Hadis-hadis Nabi s.a.w., antara lain :
3.
Dari Abdullah r.a., ia berkata : “Rasulullah s.a.w.
melaknat orang yang memakan (mengambil) dan memberikan riba.” Rawi berkata:
saya bertanya:”(apakah Rasulullah melaknat juga) orang yang menuliskan dan dua
orang yang menajdi saksinya?” Ia (Abdullah) menjawab : “Kami hanya menceritakan
apa yang kami dengar.” (HR.Muslim).
4.
Dari Jabir r.a.,ia berkata : “Rasulullah s.a.w.
melaknat orang yang memakan (mengambil) riba, memberikan, menuliskan, dan dua
orang yang menyaksikan.” Ia berkata: “mereka berstatus hukum sama.” (HR.
Muslim).
5.
Dari Abu Hurairah r.a., ia berkata, Rasulullah bersabda:
“Akan datang kepada umat manusia suatu masa di mana mereka (terbiasa) memakan
riba.

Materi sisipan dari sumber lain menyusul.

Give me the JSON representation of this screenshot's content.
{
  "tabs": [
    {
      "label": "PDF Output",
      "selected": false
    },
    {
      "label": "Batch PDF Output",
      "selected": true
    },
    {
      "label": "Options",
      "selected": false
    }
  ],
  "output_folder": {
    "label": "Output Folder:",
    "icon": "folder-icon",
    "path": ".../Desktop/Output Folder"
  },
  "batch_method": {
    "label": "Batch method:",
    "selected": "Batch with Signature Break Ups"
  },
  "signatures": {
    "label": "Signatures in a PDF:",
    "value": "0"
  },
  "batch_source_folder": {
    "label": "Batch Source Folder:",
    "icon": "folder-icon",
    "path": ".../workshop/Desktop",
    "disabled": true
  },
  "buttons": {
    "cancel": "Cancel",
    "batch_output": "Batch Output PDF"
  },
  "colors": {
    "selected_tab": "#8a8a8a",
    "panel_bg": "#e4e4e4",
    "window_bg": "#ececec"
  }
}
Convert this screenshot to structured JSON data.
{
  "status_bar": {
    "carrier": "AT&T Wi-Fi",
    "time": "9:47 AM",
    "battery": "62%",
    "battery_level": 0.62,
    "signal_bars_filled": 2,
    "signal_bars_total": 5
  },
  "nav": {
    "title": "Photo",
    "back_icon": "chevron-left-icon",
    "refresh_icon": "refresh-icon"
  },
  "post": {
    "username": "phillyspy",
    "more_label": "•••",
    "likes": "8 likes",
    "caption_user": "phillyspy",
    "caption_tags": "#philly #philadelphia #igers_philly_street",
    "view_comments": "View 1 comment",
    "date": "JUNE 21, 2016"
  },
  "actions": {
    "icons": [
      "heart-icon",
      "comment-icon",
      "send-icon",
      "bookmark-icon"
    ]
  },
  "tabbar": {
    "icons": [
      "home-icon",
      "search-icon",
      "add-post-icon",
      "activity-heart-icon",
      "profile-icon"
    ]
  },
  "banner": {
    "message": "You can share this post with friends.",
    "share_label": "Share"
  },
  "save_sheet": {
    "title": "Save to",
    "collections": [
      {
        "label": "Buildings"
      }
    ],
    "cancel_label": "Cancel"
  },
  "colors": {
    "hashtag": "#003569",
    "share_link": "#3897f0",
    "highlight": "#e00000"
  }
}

Barang siapa tidak memakan (mengambilnya)-nya,ia akan terkena
debunya.”(HR.al-Nasa’i).
6.
Dari Abu Hurairah r.a., ia berkata, Rasulullah
bersabda: “Riba adalah tujuh puluh dosa; dosanya yang paling ringan adalah
(sama dengan) dosa orang yang berzina dengan ibunya.” (HR. Ibn Majah).
7.
Dari Abdullah, dari Nabi s.a.w., beliau bersabda: “Riba
mempunyai tujuh puluh tiga pintu (cara, macam).” (HR. Ibn Majah).
8.
Dari Abdullah bin Mas’ud: “Rasulullah s.a.w. melaknat
orang yang memakan (mengambil) riba, memberikan, dua orang yang
menyaksikannya.” (HR. Ibn Majah).
9.
Dari Abu Hurairah r.a., ia berkata, Rasulullah
bersabda: “Sungguh akan datang kepada umat manusia suatu masa di mana tak ada
seorang pun di antara mereka kecuali (terbiasa) memakan riba. Barang siapa
tidak memakan (mengambil)-nya,ia akan terkena debunya.”(HR. Ibn Majah).
2.
Ijma’ Ulama tentang keharaman riba dan bahwa riba
adalah salah satu dosa besar (kaba’ir) (lihat antara lain: al-Nawawi,
al-Majmu’Syarch al-Muhadzdzab, [t.t.: Dar al-Fikr, juz 9, th 391].
Yah betul banged.. perkara yang Allah Larang, Pasti akibatnya BURUK. contoh Negeri Indonesia yang mempunyai HUTANG hingga Triliunan... karena sistem RIBA yang digunakan.